2. Other auxiliary examinations
(1) Biopsy reveals the disappearance of basophilic staining material, focal or diffuse infiltration of polymorphonuclear leukocytes and monocytes (mainly CD4+ lymphocytes and macrophages), disruption of collagen matrix, fibrous granulomatous tissue hyperplasia and focal calcification.
(2) Imaging examinations Frontal and lateral neck and chest X-rays are helpful in detecting laryngotracheobronchial lesions, and examinations such as CT and magnetic resonance may also provide valuable information.
Diagnosis
The disease is diagnosed mainly on the basis of typical clinical manifestations. There are no standardized diagnostic criteria for this disease. If the patient’s clinical presentation is very clear, histologic examination may not be necessary for diagnosis.
Differential diagnosis
Recurrent polychondritis should be differentiated from infectious chondritis, vestibular or cochlear vasculitis, and inflammatory diseases of the larynx and trachea.
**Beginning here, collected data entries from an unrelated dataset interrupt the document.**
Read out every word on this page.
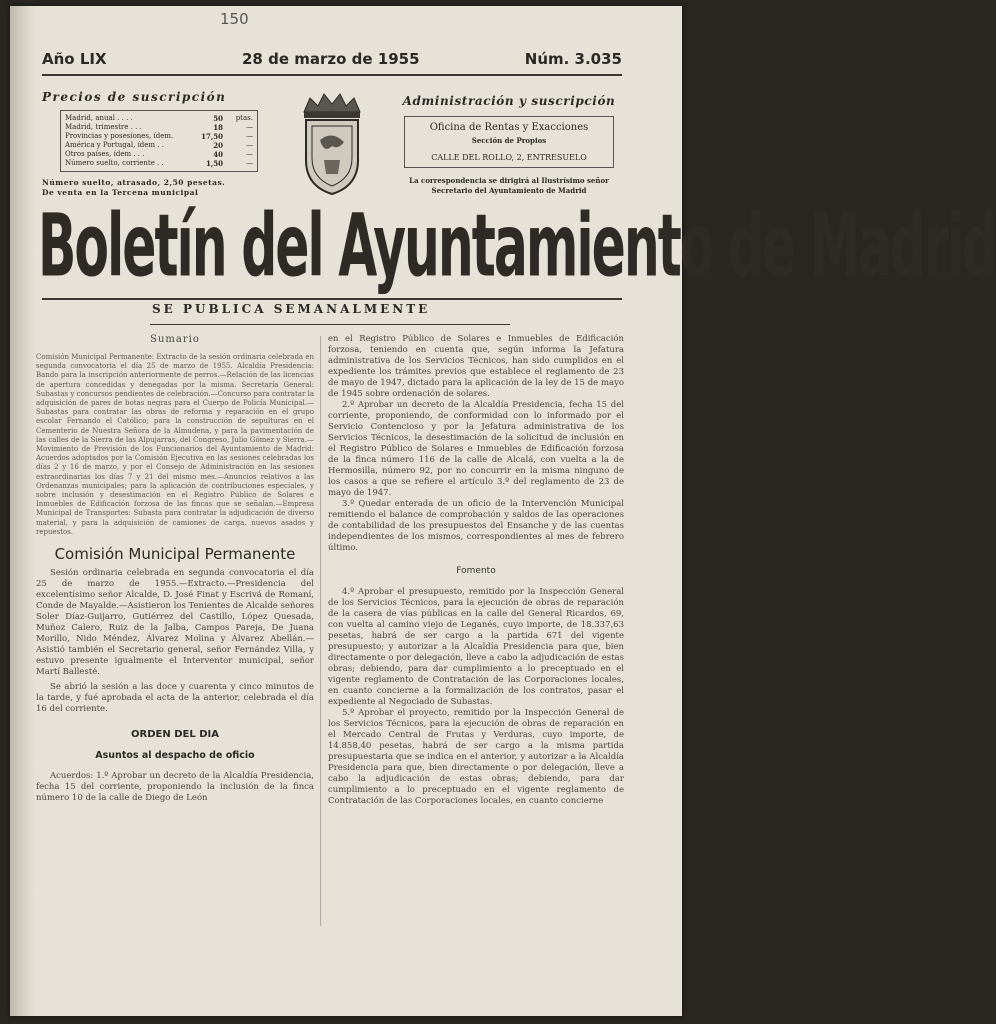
150
Año LIX	28 de marzo de 1955	Núm. 3.035
Precios de suscripción
Madrid, anual . . . .	50	ptas.
Madrid, trimestre . . .	18	—
Provincias y posesiones, ídem.	17,50	—
América y Portugal, ídem . .	20	—
Otros países, ídem . . .	40	—
Número suelto, corriente . .	1,50	—
Número suelto, atrasado, 2,50 pesetas.
De venta en la Tercena municipal
Administración y suscripción
Oficina de Rentas y Exacciones
Sección de Propios
CALLE DEL ROLLO, 2, ENTRESUELO
La correspondencia se dirigirá al Ilustrísimo señor Secretario del Ayuntamiento de Madrid
Boletín del Ayuntamiento de Madrid
SE PUBLICA SEMANALMENTE
Sumario
Comisión Municipal Permanente: Extracto de la sesión ordinaria celebrada en segunda convocatoria el día 25 de marzo de 1955. Alcaldía Presidencia: Bando para la inscripción anteriormente de perros.—Relación de las licencias de apertura concedidas y denegadas por la misma. Secretaría General: Subastas y concursos pendientes de celebración.—Concurso para contratar la adquisición de pares de botas negras para el Cuerpo de Policía Municipal.—Subastas para contratar las obras de reforma y reparación en el grupo escolar Fernando el Católico; para la construcción de sepulturas en el Cementerio de Nuestra Señora de la Almudena, y para la pavimentación de las calles de la Sierra de las Alpujarras, del Congreso, Julio Gómez y Sierra.—Movimiento de Previsión de los Funcionarios del Ayuntamiento de Madrid: Acuerdos adoptados por la Comisión Ejecutiva en las sesiones celebradas los días 2 y 16 de marzo, y por el Consejo de Administración en las sesiones extraordinarias los días 7 y 21 del mismo mes.—Anuncios relativos a las Ordenanzas municipales; para la aplicación de contribuciones especiales, y sobre inclusión y desestimación en el Registro Público de Solares e Inmuebles de Edificación forzosa de las fincas que se señalan.—Empresa Municipal de Transportes: Subasta para contratar la adjudicación de diverso material, y para la adquisición de camiones de carga, nuevos asados y repuestos.
Comisión Municipal Permanente

Sesión ordinaria celebrada en segunda convocatoria el día 25 de marzo de 1955.—Extracto.—Presidencia del excelentísimo señor Alcalde, D. José Finat y Escrivá de Romaní, Conde de Mayalde.—Asistieron los Tenientes de Alcalde señores Soler Díaz-Guijarro, Gutiérrez del Castillo, López Quesada, Muñoz Calero, Ruiz de la Jalba, Campos Pareja, De Juana Morillo, Nido Méndez, Álvarez Molina y Álvarez Abellán.—Asistió también el Secretario general, señor Fernández Villa, y estuvo presente igualmente el Interventor municipal, señor Martí Ballesté.

Se abrió la sesión a las doce y cuarenta y cinco minutos de la tarde, y fué aprobada el acta de la anterior, celebrada el día 16 del corriente.

ORDEN DEL DIA
Asuntos al despacho de oficio

Acuerdos: 1.º Aprobar un decreto de la Alcaldía Presidencia, fecha 15 del corriente, proponiendo la inclusión de la finca número 10 de la calle de Diego de León

en el Registro Público de Solares e Inmuebles de Edificación forzosa, teniendo en cuenta que, según informa la Jefatura administrativa de los Servicios Técnicos, han sido cumplidos en el expediente los trámites previos que establece el reglamento de 23 de mayo de 1947, dictado para la aplicación de la ley de 15 de mayo de 1945 sobre ordenación de solares.

2.º Aprobar un decreto de la Alcaldía Presidencia, fecha 15 del corriente, proponiendo, de conformidad con lo informado por el Servicio Contencioso y por la Jefatura administrativa de los Servicios Técnicos, la desestimación de la solicitud de inclusión en el Registro Público de Solares e Inmuebles de Edificación forzosa de la finca número 116 de la calle de Alcalá, con vuelta a la de Hermosilla, número 92, por no concurrir en la misma ninguno de los casos a que se refiere el artículo 3.º del reglamento de 23 de mayo de 1947.

3.º Quedar enterada de un oficio de la Intervención Municipal remitiendo el balance de comprobación y saldos de las operaciones de contabilidad de los presupuestos del Ensanche y de las cuentas independientes de los mismos, correspondientes al mes de febrero último.

Fomento

4.º Aprobar el presupuesto, remitido por la Inspección General de los Servicios Técnicos, para la ejecución de obras de reparación de la casera de vías públicas en la calle del General Ricardos, 69, con vuelta al camino viejo de Leganés, cuyo importe, de 18.337,63 pesetas, habrá de ser cargo a la partida 671 del vigente presupuesto; y autorizar a la Alcaldía Presidencia para que, bien directamente o por delegación, lleve a cabo la adjudicación de estas obras; debiendo, para dar cumplimiento a lo preceptuado en el vigente reglamento de Contratación de las Corporaciones locales, en cuanto concierne a la formalización de los contratos, pasar el expediente al Negociado de Subastas.

5.º Aprobar el proyecto, remitido por la Inspección General de los Servicios Técnicos, para la ejecución de obras de reparación en el Mercado Central de Frutas y Verduras, cuyo importe, de 14.858,40 pesetas, habrá de ser cargo a la misma partida presupuestaria que se indica en el anterior, y autorizar a la Alcaldía Presidencia para que, bien directamente o por delegación, lleve a cabo la adjudicación de estas obras; debiendo, para dar cumplimiento a lo preceptuado en el vigente reglamento de Contratación de las Corporaciones locales, en cuanto concierne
The presence of recurrent scleritis or scleral epitheliitis uveitis should be differentiated from scleritis, scleral epitheliitis or uveitis associated with vertebral arthritis (lesions), rheumatoid arthritis, SjÖgren’s syndrome, Reiter’s syndrome, sarcoidosis, arteritis nodosa, Behcet’s disease, juvenile-onset chronic arthritis, Cogan’s syndrome, Wegner’s granulomatosis, and so on.
Recurrent polychondritis should be differentiated from systemic lupus erythematosus, rheumatoid arthritis, Behcet’s disease, SjÖgren’s syndrome, and mixed connective tissue disease.
Treatment
Prednisone can be used to treat patients with mild or moderate inflammation, and other immunosuppressive agents or combinations of other immunosuppressive agents can be given for severe cases.
Aminosulfone has a better effect on the systemic lesions of recurrent polychondritis, and azathioprine methotrexate phenylbutyrate nitrogen mustard and cyclophosphamide can also be tried in some patients with persistent inflammation.
For the ocular inflammation associated with this disease, in addition to local spot glucocorticosteroids, glucocorticosteroids (such as prednisone oral treatment) should generally be applied systemically; for some patients with intractable inflammation of the uvea, immunosuppressant treatments such as cyclophosphamide, azathioprine benzoate, azathioprine and other immunosuppressant treatments can be given or combined; for severe necrotizing sclero, aminoglycoside combined with glucocorticosteroids has a better effect on the treatment of severe necrotizing scleritis.
Prognosis
Patients tend to have recurrent episodes of chondritis, and long-term high-dose application of immunosuppressants can increase the chance of infection and the likelihood of tumorigenesis. Systemic vasculitis can lead to death in patients. Scleritis, ulcerative keratitis, and uveitis can all lead to severe vision loss or loss of vision.